Team-based Breastfeeding Support: A 6-point Practice AssessmentAug 22, 2022
In a previous blog post, I highlighted the advantages of implementing team-based lactation consultant/primary care breastfeeding support. Now you might be wondering how to implement such support at your practice. In this post, I'll walk you through the first step: assessing your practice.
Start with a needs assessment:
By understanding your practice’s culture, patient population, practice and community resources, and financial set-up you will be better equipped to initiate a quality improvement project to implement this practice change.
When considering how to design team-based LC/PCP support you are more likely to succeed if you are meeting the individual needs of your practice.
I recommend starting with assembling information specific to your practice about these six areas:
- Breastfeeding initiation rate
- Newborn volume
- Breastfeeding rates through the first year
- Breastfeeding supports at your practice and in your community
- Provider survey of practice and educational needs and barriers to breastfeeding success for families within your practice
- Insurance and billing considerations specific to your practice
We have described this six point practice assessment in our paper which presents a case study of successful implementation of the practice change at a Federally Qualified Health Center from experience gained when implementing team-based LC/PCP support at Senders Pediatrics.
1. Breastfeeding Initiation:
Knowing the initiation rate of breastfeeding for your practice helps identify a starting point. If you have a high breastfeeding initiation rate, your families are interested in breastfeeding and most likely know the key benefits. If initiation is low then prenatal discussions will be an important starting point. Knowing your initiation rate combined with knowledge of supports in your community will help identify if efforts should focus on prenatal education, in-hospital support at the time of delivery, or at the first visit after hospital discharge as our practice implemented.
2. Newborn Volume:
The number of newborns you or your practice sees per month is important for understanding how to budget resources. How many newborns are seen per month and day on average? Given providing extra breastfeeding support takes longer visits, knowing when and how frequently rooms will need to be available is important. This number, along with breastfeeding initiation rate, will help you create a budget on costs and expenses. You'll be able to better decide whether your practice can support a lactation consultant in addition to yourself as the medical provider, or if it makes more sense for you to receive more training as a lactation consultant to individualize this support initially when building the volume.
3. Breastfeeding Rates:
While breastfeeding initiation is critical for understanding the starting point, knowing breastfeeding rates through an infant’s first year helps adjust your practice's quality improvement efforts. Depending on if your practice is already collecting breastfeeding rates or not this step may take the longest to implement. Ideally, your electronic medical record allows you to accurately document if an infant is breastfeeding, formula feeding or doing a mix of both. This is information that should be gathered at each well child visit. If it is not then talk with your IT/EMR point person to see how easily this information can be obtained. If it is not a discrete field, but your practice records the information free form in text, you can start with a chart review. Or, you can take a month and have providers record the breastfeeding status at every well visit for that month, which gives you a rough idea of what percentage of the practice is breastfeeding. The CDC records breastfeeding at 3, 6, and 12 months on a national level. For infant primary care practices, the easiest time points to obtain breastfeeding rates is at the 2, 4, 6, 9 and 12 month well child visits. The decision on when and how to collect breastfeeding rates becomes a balance between practicality and feasibility and ideal. Not having this information does not need to stop your practice improvement efforts but working to establish a means to follow practice breastfeeding rates is important for the long term.

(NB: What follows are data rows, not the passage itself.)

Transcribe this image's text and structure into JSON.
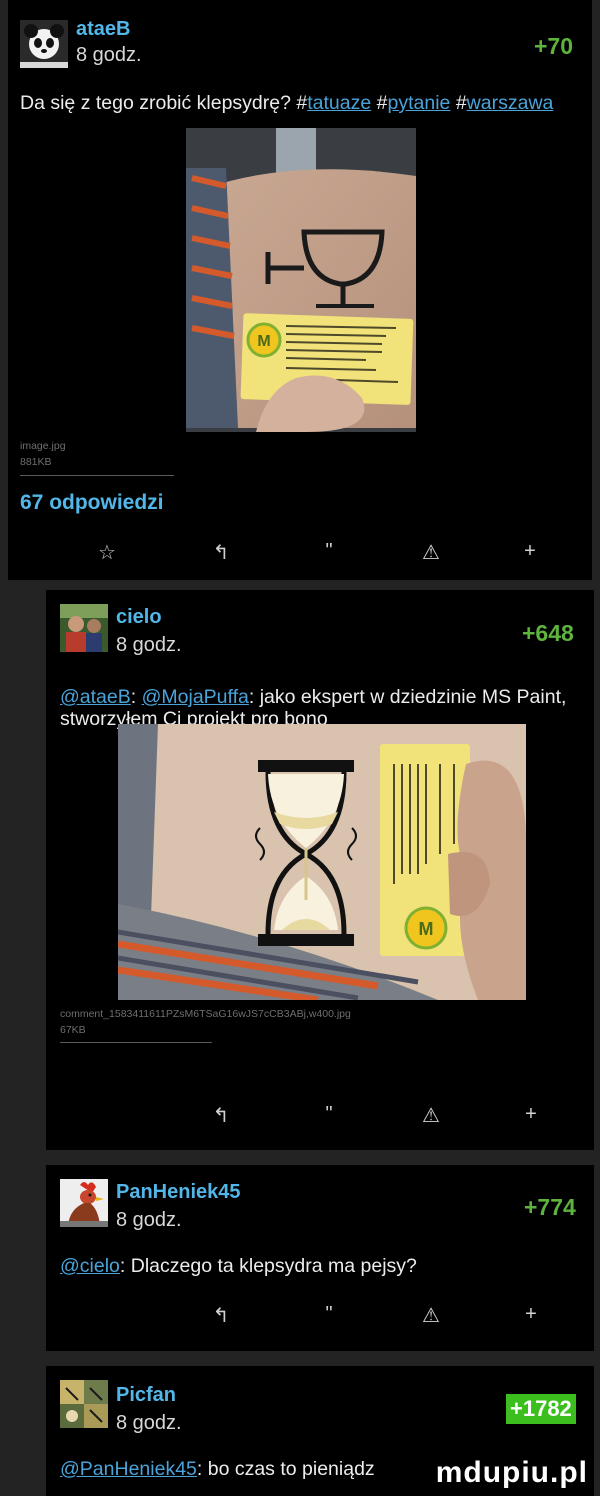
{
  "post": {
    "author": "ataeB",
    "time": "8 godz.",
    "votes": "+70",
    "text": "Da się z tego zrobić klepsydrę?",
    "tags": [
      "#tatuaze",
      "#pytanie",
      "#warszawa"
    ],
    "attachment_name": "image.jpg",
    "attachment_size": "881KB",
    "replies_label": "67 odpowiedzi"
  },
  "actions": {
    "star": "☆",
    "reply": "↰",
    "quote": "\"",
    "report": "⚠",
    "plus": "+"
  },
  "comments": [
    {
      "author": "cielo",
      "time": "8 godz.",
      "votes": "+648",
      "mentions": [
        "@ataeB",
        "@MojaPuffa"
      ],
      "text_line1": ": jako ekspert w dziedzinie MS Paint,",
      "text_line2": "stworzyłem Ci projekt pro bono",
      "attachment_name": "comment_1583411611PZsM6TSaG16wJS7cCB3ABj,w400.jpg",
      "attachment_size": "67KB"
    },
    {
      "author": "PanHeniek45",
      "time": "8 godz.",
      "votes": "+774",
      "mention": "@cielo",
      "text": ": Dlaczego ta klepsydra ma pejsy?"
    },
    {
      "author": "Picfan",
      "time": "8 godz.",
      "votes": "+1782",
      "mention": "@PanHeniek45",
      "text": ": bo czas to pieniądz"
    }
  ],
  "watermark": "mdupiu.pl",
  "colors": {
    "author": "#52b7e8",
    "votes": "#5db33d",
    "highlight_votes_bg": "#3cbf1e",
    "link": "#4aa3d9",
    "background": "#000000",
    "gutter": "#232323"
  }
}
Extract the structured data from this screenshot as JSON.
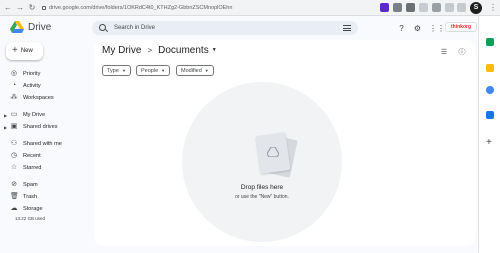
{
  "browser": {
    "url": "drive.google.com/drive/folders/1OKRdC4t0_KTHZg2-GbbnZSCMnoplOEhn",
    "back_glyph": "←",
    "forward_glyph": "→",
    "reload_glyph": "↻",
    "profile_initial": "S"
  },
  "app": {
    "name": "Drive",
    "search_placeholder": "Search in Drive",
    "brand_badge": "thinkorg"
  },
  "sidebar": {
    "new_label": "New",
    "new_glyph": "+",
    "items": [
      {
        "label": "Priority",
        "icon": "check-circle-icon",
        "glyph": "◎"
      },
      {
        "label": "Activity",
        "icon": "activity-icon",
        "glyph": "◔"
      },
      {
        "label": "Workspaces",
        "icon": "workspaces-icon",
        "glyph": "⁂"
      },
      {
        "label": "My Drive",
        "icon": "my-drive-icon",
        "glyph": "▭"
      },
      {
        "label": "Shared drives",
        "icon": "shared-drives-icon",
        "glyph": "▣"
      },
      {
        "label": "Shared with me",
        "icon": "people-icon",
        "glyph": "⚇"
      },
      {
        "label": "Recent",
        "icon": "clock-icon",
        "glyph": "◷"
      },
      {
        "label": "Starred",
        "icon": "star-icon",
        "glyph": "☆"
      },
      {
        "label": "Spam",
        "icon": "spam-icon",
        "glyph": "⊘"
      },
      {
        "label": "Trash",
        "icon": "trash-icon",
        "glyph": "🗑"
      },
      {
        "label": "Storage",
        "icon": "cloud-icon",
        "glyph": "☁"
      }
    ],
    "storage_used": "13.22 GB used"
  },
  "main": {
    "breadcrumb_root": "My Drive",
    "breadcrumb_sep": ">",
    "breadcrumb_current": "Documents",
    "filters": [
      "Type",
      "People",
      "Modified"
    ],
    "drop_title": "Drop files here",
    "drop_sub": "or use the \"New\" button."
  },
  "colors": {
    "drive_yellow": "#fbbc04",
    "drive_green": "#34a853",
    "drive_blue": "#4285f4",
    "search_bg": "#e9eef6"
  }
}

4. Breastfeeding Supports:
What support do you and your practice already access? Each community has different support offerings, ranging from hospital and community breastfeeding support groups, to private practice lactation consultants, to WIC (Women Infant and Children program), to La Leche League, to practice or hospital system individual lactation consultant visits. Do your families deliver at BFHI hospitals? Identifying the available supports helps determine if there is availability to partner with others more efficiently or if additional time and training is needed.
5. Provider Survey:
Administering a survey to providers in your practice will prompt necessary discussions. You will identify what resources others are using, potential barriers to implementing change, and any needed education. Given medical education is variable, it is important to assess knowledge base and comfort in assisting patients in basic breastfeeding counseling. This helps identify areas of collaboration with lactation consultants and focus topics for future education.
6. Insurance and Billing:
Understanding finances is a reality in creating sustainable practice changes. It is important to not only know about national resources regarding billing, such as the American Academy of Family Physicians (AAFP) article on billing, and Affordable Care Act (ACA) insurance requirements, but also your practice's insurance panel, your state’s Medicaid reimbursements, ability to bill for parent and baby, and licensing considerations for yourself and practitioners.